There was one more thing I needed to know before I could shut my mind on these matters for the night. ‘Who is Maeve MacQuillan?’ I said. ‘And why should the mention of her have upset my grandmother?’

He sighed and opened eyes that had not long since closed.

‘Long ago, before the power of the MacQuillans on this coast was usurped by the MacDonnells, the daughter of the MacQuillan chieftain was locked up by her father in a tower at Dunluce Castle, until she should come to her senses; she had refused to marry the man he had chosen for her. But the girl showed no intention of coming to her senses, and while her father paced the sands below and raged at her obstinacy, she spent her time in the tower in knitting herself a shroud. Eventually, the father relented and arranged the girl’s escape with her lover across the sea to Scotland, but their boat foundered and the pair drowned. When the father looked up at her window, he saw his daughter’s ghost look down on him; she held up her shroud and said, “See, Father, it is finished.” It is said by the superstitious that the ghost of Maeve MacQuillan still paces the room of that tower, and if anyone should chance to glance up at the window and see her there, holding her shroud, they will be dead within the year.’

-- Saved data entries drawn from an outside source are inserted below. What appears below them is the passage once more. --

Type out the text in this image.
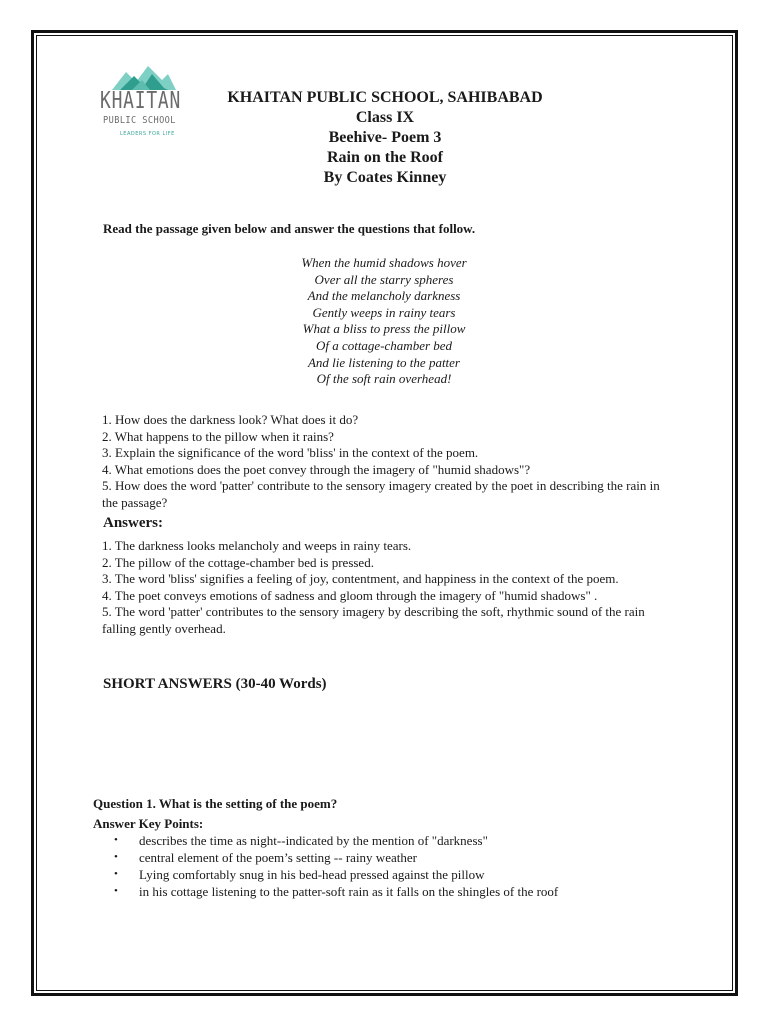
KHAITAN
PUBLIC SCHOOL
LEADERS FOR LIFE
KHAITAN PUBLIC SCHOOL, SAHIBABAD
Class IX
Beehive- Poem 3
Rain on the Roof
By Coates Kinney
Read the passage given below and answer the questions that follow.
When the humid shadows hover
Over all the starry spheres
And the melancholy darkness
Gently weeps in rainy tears
What a bliss to press the pillow
Of a cottage-chamber bed
And lie listening to the patter
Of the soft rain overhead!
1. How does the darkness look? What does it do?
2. What happens to the pillow when it rains?
3. Explain the significance of the word 'bliss' in the context of the poem.
4. What emotions does the poet convey through the imagery of "humid shadows"?
5. How does the word 'patter' contribute to the sensory imagery created by the poet in describing the rain in the passage?
Answers:
1. The darkness looks melancholy and weeps in rainy tears.
2. The pillow of the cottage-chamber bed is pressed.
3. The word 'bliss' signifies a feeling of joy, contentment, and happiness in the context of the poem.
4. The poet conveys emotions of sadness and gloom through the imagery of "humid shadows" .
5. The word 'patter' contributes to the sensory imagery by describing the soft, rhythmic sound of the rain falling gently overhead.
SHORT ANSWERS (30-40 Words)
Question 1. What is the setting of the poem?
Answer Key Points:
• describes the time as night--indicated by the mention of "darkness"
• central element of the poem’s setting -- rainy weather
• Lying comfortably snug in his bed-head pressed against the pillow
• in his cottage listening to the patter-soft rain as it falls on the shingles of the roof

‘And Deirdre saw this vision?’

He was quiet a long moment. ‘I asked the servant girl about it. She said that when your grandmother and Deirdre returned from their visit to O’Rahilly, the old woman was in a state of some distress, and little your cousin could say would pacify her. They had travelled by Dunluce on their journey back to Coleraine, and stopped there to dine. The castle is the seat of Randal MacDonnell, Earl of Antrim. Your grandmother is a distant cousin of MacDonnell’s wife, and finds a welcome in all such houses. The earl gave them a guide back to Coleraine. As they left the castle, Deirdre turned back to wave to MacDonnell’s wife, and your grandmother said she stopped cold. It was only once they were back through the gates of Coleraine and MacDonnell’s man returning to his master that she eventually broke and told the old woman what she had seen: Maeve MacQuillan at her window, holding up her shroud.’

I had no more time for superstition and tales of ghosts and their threats and promises than did Andrew, but I felt I would sleep better for the reading of the scriptures, as we had done together on occasion since my arrival in this country. Our choice had fallen on St Paul’s letter to the Romans, but the seventh chapter, where Andrew had last set his marker, gave little comfort to either of us, with its words on the law regarding married women.

‘Well, that is clear enough, I think,’ said Andrew, shutting his bible after only three verses. ‘Adultery or widowhood, the alternatives for a woman who has married where she does not love.’ His words were clipped and bitter.

I raised myself on my elbow to look at him properly. ‘Andrew,’ I began hesitantly, ‘you must believe me, for I know it for a certainty: there is a madness in men sometimes, in women too, that makes them reject what they love.’

‘Then they do not truly love.’ He turned his back on me and laid himself down to sleep.

When at last I also closed my eyes, it was with my cousin Deirdre’s face before me, her hand reaching out to me from a tower window, offering me her shroud.